From: Steven L Baur <steve@miranova.com>
To: cypherpunks@toad.com
Message Hash: 9825899438060978b373021d748c6cfc81783c11cb998b31a8b307805d83463b
Message ID: <199701240201.SAA03902@toad.com>
Reply To: N/A
UTC Datetime: 1997-01-24 02:01:59 UTC
Raw Date: Thu, 23 Jan 1997 18:01:59 -0800 (PST)
From: Steven L Baur <steve@miranova.com>
Date: Thu, 23 Jan 1997 18:01:59 -0800 (PST)
To: cypherpunks@toad.com
Subject: Re: fingerd
Message-ID: <199701240201.SAA03902@toad.com>
MIME-Version: 1.0
Content-Type: text/plain
snow writes:
>> > Couple of things you can do:
>> > 2. Install a more secure "fingerd" such that it only
>> > allows "finger `userid@node.domain`" instead of
>> > "finger `@node.domain`".
> cfingerd can be gotten from:
cfingerd is not a safe program. It must run as root, and has some big
problems.
Date: Wed, 18 Sep 1996 18:34:43 +0200 (MET DST)
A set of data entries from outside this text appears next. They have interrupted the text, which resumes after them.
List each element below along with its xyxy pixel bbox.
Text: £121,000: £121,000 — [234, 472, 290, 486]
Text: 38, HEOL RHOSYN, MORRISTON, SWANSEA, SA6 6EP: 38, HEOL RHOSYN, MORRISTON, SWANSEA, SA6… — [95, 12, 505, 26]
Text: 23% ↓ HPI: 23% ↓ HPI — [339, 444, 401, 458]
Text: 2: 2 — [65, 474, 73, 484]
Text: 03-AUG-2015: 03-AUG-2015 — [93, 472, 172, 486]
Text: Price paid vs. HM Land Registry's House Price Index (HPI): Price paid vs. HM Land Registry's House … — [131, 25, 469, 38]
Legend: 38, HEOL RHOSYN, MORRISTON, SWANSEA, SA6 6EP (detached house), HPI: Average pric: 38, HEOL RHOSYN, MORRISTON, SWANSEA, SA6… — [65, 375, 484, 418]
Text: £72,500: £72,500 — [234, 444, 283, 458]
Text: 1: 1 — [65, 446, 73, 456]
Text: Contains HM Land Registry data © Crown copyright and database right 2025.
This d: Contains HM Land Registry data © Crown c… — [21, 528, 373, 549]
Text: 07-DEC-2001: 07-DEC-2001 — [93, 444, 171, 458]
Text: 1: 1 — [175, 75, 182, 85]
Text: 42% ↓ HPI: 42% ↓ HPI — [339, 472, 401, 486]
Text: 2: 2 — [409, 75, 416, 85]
From: Janos Farkas <chexum@shadow.banki.hu>
To: Administrador da Rede <admrede@opensite.com.br>
cc: linux-security@tarsier.cv.nrao.edu
Subject: Re: Finger Doubt
Message-ID: <Pine.LNX.3.95.960918181033.2523A-100000@shadow.banki.hu>
Howdy people!
On Tue, 17 Sep 1996, Administrador da Rede wrote:
> I use the newest version of cfinger, setted to not allow general finger, just
> specific ones. Does anyone knows how this person did that ? I hope I can
> find out, otherwise, bye bye finger service.
Badly.
I have sent the author a letter, but never got any reply back (it's 3
months later now!), so I just take the opportunity to warn the public
against its use.
Excerpts from the source (1.2.3, older versions have been a bit more
directly broken, now it has root privs only at the moments it shouldn't
have.)
"This daemon must be run as root!"
[And unfortunately, does..]
...
unlink ("/tmp/fslist");
...
sprintf(st, "%s | tail +2 >> /tmp/fslist",
prog_config.finger_program);
...
system(st);
A similarly terrible one some lines later:
system("cat /tmp/fslist | sort > /tmp/fslist.sort");
As it stands, it can allow any local user to destroy any file on the
system, including partition tables on disks. Please someone correct me if
I am wrong, I tried this with cfingerd-1.2.2 and it allowed me to do bad
things.
I was a bit disappointed by the lack of any reply from the author, so I
think I am now justified to tell that
if anyone installed cfingerd (about 1.1 or later) on his system, disable
it IMMEDIATELY, until at least the author clarifies this bug in a new
version. The current version is BAD.
However if you just need a finger daemon, you may take a look at xfingerd,
at
ftp://ftp.banki.hu:/pub/xfingerd/xfingerd-0.1.tar.gz
which is the one I wrote when I got desperate about cfingerd. (If you take
a look at its date stamp, you can see that cfingerd is long broken..) I
too can't garantee that it's good for you, but it at least doesn't require
to be run as root, which is why I started being against cfingerd.
I hope this note finds everyone concerned.
Janos
--
steve@miranova.com baur
Unsolicited commercial e-mail will be billed at $250/message.
Real men aren't afraid to use chains on icy roads.